A recent book by architectural writer Ruth Slavid,
Ice Station: The Creation of Halley VI - Britain's Pioneering Antarctic Research Station, highlights the features of this habitat in a very inhospitable area of our globe. The Amazon book summary states:
For more than fifty years, Halley Research Station—located on the Brunt
Ice Shelf in Antarctica’s Weddell Sea—has collected a continuous stream
of meteorological and atmospheric data critical to our understanding of
polar atmospheric chemistry, rising sea levels, and the depletion of the
ozone layer. Since the station’s establishment in 1956, there have
been six Halley stations, each designed to withstand the difficult
climatic conditions. The first four stations were crushed by snow. The
fifth featured a steel platform, allowing it to rise above snow cover,
but it, too, had to be abandoned when it moved too far from the
mainland, making its habitation precarious.

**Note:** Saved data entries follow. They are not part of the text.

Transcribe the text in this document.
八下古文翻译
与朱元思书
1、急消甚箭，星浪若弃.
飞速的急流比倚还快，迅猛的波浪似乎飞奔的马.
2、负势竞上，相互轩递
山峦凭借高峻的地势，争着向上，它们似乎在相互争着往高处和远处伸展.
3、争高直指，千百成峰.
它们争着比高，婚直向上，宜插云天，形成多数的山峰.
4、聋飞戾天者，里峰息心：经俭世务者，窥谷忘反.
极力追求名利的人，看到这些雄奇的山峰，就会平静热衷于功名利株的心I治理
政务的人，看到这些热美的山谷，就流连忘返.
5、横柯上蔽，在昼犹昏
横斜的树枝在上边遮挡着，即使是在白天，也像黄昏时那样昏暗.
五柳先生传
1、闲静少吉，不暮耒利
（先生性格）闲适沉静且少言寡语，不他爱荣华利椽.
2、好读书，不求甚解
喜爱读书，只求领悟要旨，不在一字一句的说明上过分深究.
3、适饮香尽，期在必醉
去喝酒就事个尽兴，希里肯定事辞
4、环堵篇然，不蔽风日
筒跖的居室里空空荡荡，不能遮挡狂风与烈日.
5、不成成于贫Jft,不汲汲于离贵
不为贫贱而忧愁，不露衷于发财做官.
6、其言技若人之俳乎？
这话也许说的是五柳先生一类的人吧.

Ms. Slavid wrote about this station in July 2010 in The Architectural Review, pointing out the harsh living conditions:
Temperatures regularly plummet to below -50˚C, winds can reach over 100mph and nearly a third of the year is spent in total darkness. Each year the ice shelf moves 700m and over a metre of snowfall accumulates on its surface, gradually entombing and crushing built structures.

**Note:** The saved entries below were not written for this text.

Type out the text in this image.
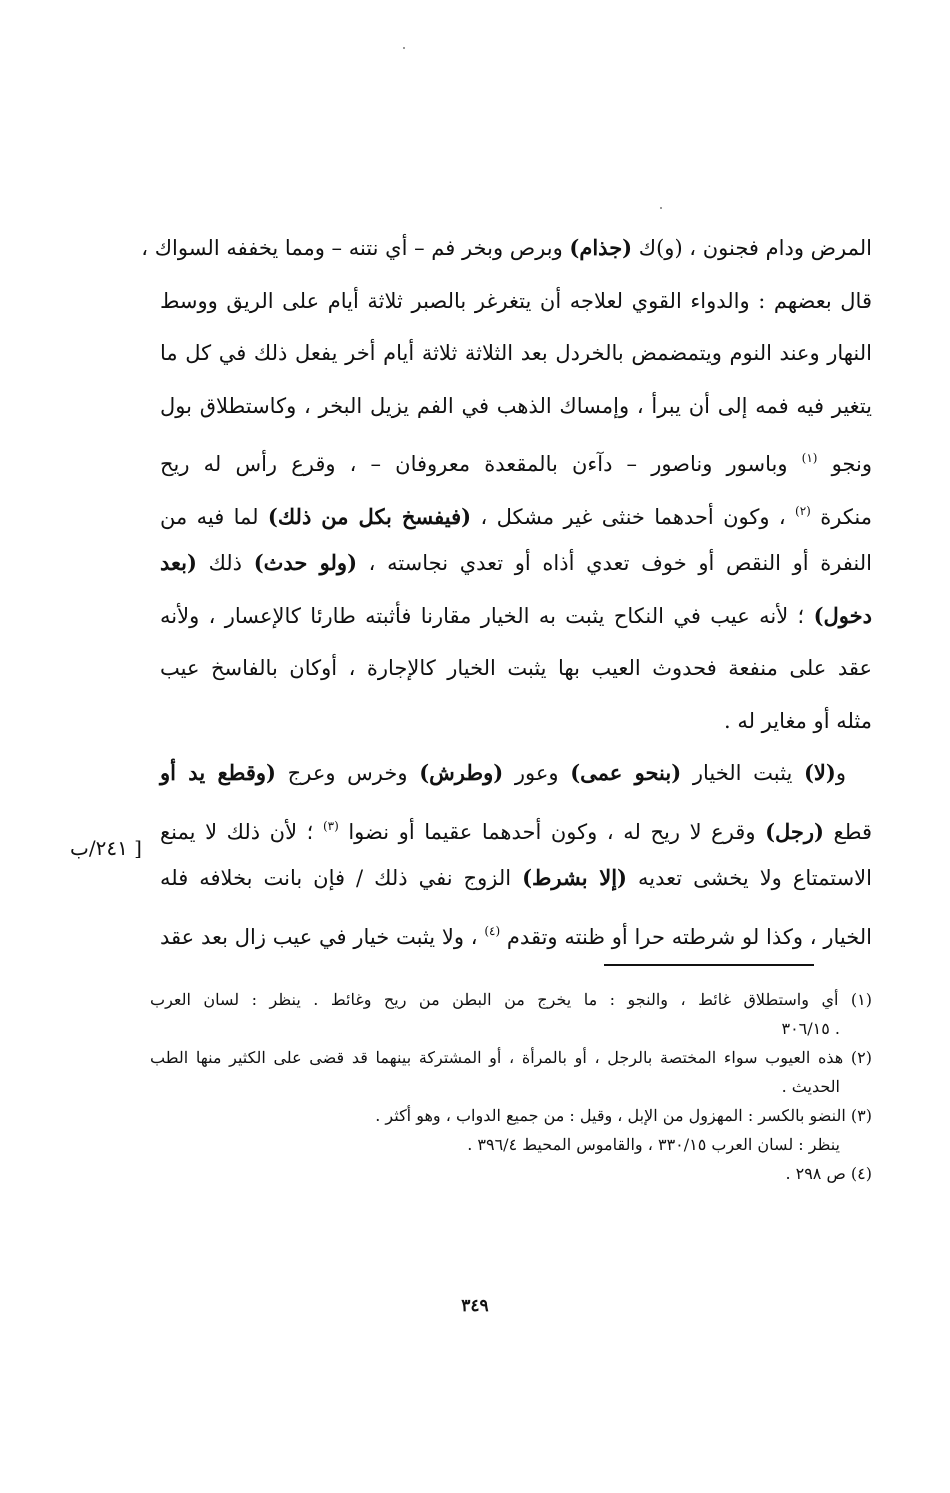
المرض ودام فجنون ، (و)ك (جذام) وبرص وبخر فم – أي نتنه – ومما يخففه السواك ،
قال بعضهم : والدواء القوي لعلاجه أن يتغرغر بالصبر ثلاثة أيام على الريق ووسط
النهار وعند النوم ويتمضمض بالخردل بعد الثلاثة ثلاثة أيام أخر يفعل ذلك في كل ما
يتغير فيه فمه إلى أن يبرأ ، وإمساك الذهب في الفم يزيل البخر ، وكاستطلاق بول
ونجو $^{(١)}$ وباسور وناصور – دآءن بالمقعدة معروفان – ، وقرع رأس له ريح
منكرة $^{(٢)}$ ، وكون أحدهما خنثى غير مشكل ، (فيفسخ بكل من ذلك) لما فيه من
النفرة أو النقص أو خوف تعدي أذاه أو تعدي نجاسته ، (ولو حدث) ذلك (بعد
دخول) ؛ لأنه عيب في النكاح يثبت به الخيار مقارنا فأثبته طارئا كالإعسار ، ولأنه
عقد على منفعة فحدوث العيب بها يثبت الخيار كالإجارة ، أوكان بالفاسخ عيب
مثله أو مغاير له .
و(لا) يثبت الخيار (بنحو عمى) وعور (وطرش) وخرس وعرج (وقطع يد أو
قطع (رجل) وقرع لا ريح له ، وكون أحدهما عقيما أو نضوا $^{(٣)}$ ؛ لأن ذلك لا يمنع
الاستمتاع ولا يخشى تعديه (إلا بشرط) الزوج نفي ذلك / فإن بانت بخلافه فله
الخيار ، وكذا لو شرطته حرا أو ظنته وتقدم $^{(٤)}$ ، ولا يثبت خيار في عيب زال بعد عقد
[ ٢٤١/ب
(١) أي واستطلاق غائط ، والنجو : ما يخرج من البطن من ريح وغائط . ينظر : لسان العرب
. ٣٠٦/١٥
(٢) هذه العيوب سواء المختصة بالرجل ، أو بالمرأة ، أو المشتركة بينهما قد قضى على الكثير منها الطب
الحديث .
(٣) النضو بالكسر : المهزول من الإبل ، وقيل : من جميع الدواب ، وهو أكثر .
ينظر : لسان العرب ٣٣٠/١٥ ، والقاموس المحيط ٣٩٦/٤ .
(٤) ص ٢٩٨ .
٣٤٩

Halley VI was completed in 2012 and will hopefully stand for many more years. But does it offer a model for the cold surface of Mars? I would imagine it's lessons are more about isolation than construction. For instance, radiation exposure, as well as the absence of water and breathable air, would the bigger concern on Mars. That said, the ice station shows humans are very adaptable to new locations and challenges. Something we will certainly need for Mars.